2.        Burgerschap van de Unie – Recht om vrij op grondgebied van de lidstaten te reizen en te verblijven – Richtlijn 2004/38 – Beperking van het inreisrecht en van het verblijfsrecht om redenen van openbare orde of openbare veiligheid – Bescherming tegen verwijdering – Voorwaarde – Onderbreking van het verblijf in de gastlidstaat door een in de gevangenis doorgebrachte periode – Ononderbroken verblijf van tien jaar voorafgaand aan de periode in de gevangenis – Inaanmerkingneming van die omstandigheid bij de algehele beoordeling van de banden van integratie met de gastlidstaat

(Richtlijn 2004/38 van het Europees Parlement en de Raad, art. 28, lid 3, sub a)

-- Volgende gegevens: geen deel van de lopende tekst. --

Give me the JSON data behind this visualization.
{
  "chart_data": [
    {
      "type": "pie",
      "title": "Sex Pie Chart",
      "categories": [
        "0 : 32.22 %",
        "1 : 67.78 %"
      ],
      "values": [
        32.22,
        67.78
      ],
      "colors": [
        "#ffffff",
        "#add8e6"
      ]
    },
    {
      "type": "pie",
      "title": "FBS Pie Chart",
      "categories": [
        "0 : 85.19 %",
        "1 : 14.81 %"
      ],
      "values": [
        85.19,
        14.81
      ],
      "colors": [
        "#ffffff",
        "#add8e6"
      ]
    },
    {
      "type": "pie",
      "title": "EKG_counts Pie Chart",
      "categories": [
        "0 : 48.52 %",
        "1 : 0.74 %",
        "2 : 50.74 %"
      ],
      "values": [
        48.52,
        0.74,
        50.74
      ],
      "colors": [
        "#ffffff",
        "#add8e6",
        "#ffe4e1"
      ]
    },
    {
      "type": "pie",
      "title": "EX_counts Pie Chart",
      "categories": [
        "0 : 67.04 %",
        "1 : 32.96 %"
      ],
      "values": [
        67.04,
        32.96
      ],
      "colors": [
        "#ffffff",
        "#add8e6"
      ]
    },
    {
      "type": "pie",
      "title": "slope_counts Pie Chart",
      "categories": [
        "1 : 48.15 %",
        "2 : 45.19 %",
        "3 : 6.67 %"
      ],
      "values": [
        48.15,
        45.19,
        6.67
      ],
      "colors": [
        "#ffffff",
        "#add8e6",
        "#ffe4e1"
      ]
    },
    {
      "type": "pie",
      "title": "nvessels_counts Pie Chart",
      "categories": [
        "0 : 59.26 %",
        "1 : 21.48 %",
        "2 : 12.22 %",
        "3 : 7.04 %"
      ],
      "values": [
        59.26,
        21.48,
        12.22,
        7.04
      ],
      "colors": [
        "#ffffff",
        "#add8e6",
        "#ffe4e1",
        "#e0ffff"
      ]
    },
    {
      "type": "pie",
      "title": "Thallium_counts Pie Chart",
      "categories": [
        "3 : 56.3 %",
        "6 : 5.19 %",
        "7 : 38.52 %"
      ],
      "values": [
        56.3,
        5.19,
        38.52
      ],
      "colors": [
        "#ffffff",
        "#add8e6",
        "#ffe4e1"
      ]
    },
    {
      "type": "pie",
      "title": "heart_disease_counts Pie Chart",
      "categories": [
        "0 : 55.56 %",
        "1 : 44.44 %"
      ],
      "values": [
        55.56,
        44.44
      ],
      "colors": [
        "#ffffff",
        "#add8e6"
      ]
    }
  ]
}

1.        Artikel 28, lid 3, sub a, van richtlijn 2004/38 betreffende het recht van vrij verkeer en verblijf op het grondgebied van de lidstaten voor de burgers van de Unie en hun familieleden moet aldus worden uitgelegd dat de in die bepaling bedoelde verblijfsperiode van tien jaar in beginsel ononderbroken dient te zijn en moet worden berekend door achteruittelling vanaf de datum van het besluit tot verwijdering van de betrokkene.

(cf. punt 28, dictum 1)

2.        Artikel 28, lid 3, sub a, van richtlijn 2004/38 betreffende het recht van vrij verkeer en verblijf op het grondgebied van de lidstaten voor de burgers van de Unie en hun familieleden moet aldus worden uitgelegd dat een door de betrokkene in de gevangenis doorgebrachte periode in beginsel het verblijf in de zin van deze bepaling kan onderbreken en een negatieve invloed kan hebben op de toekenning van de verhoogde bescherming waarin deze bepaling voorziet, zelfs indien deze persoon gedurende de tien jaar voorafgaand aan zijn gevangenisstraf in de gastlidstaat heeft verbleven. Deze omstandigheid kan echter worden meegewogen bij de algehele beoordeling die vereist is om te bepalen of de eerder met de gastlidstaat opgebouwde banden van integratie al dan niet zijn verbroken.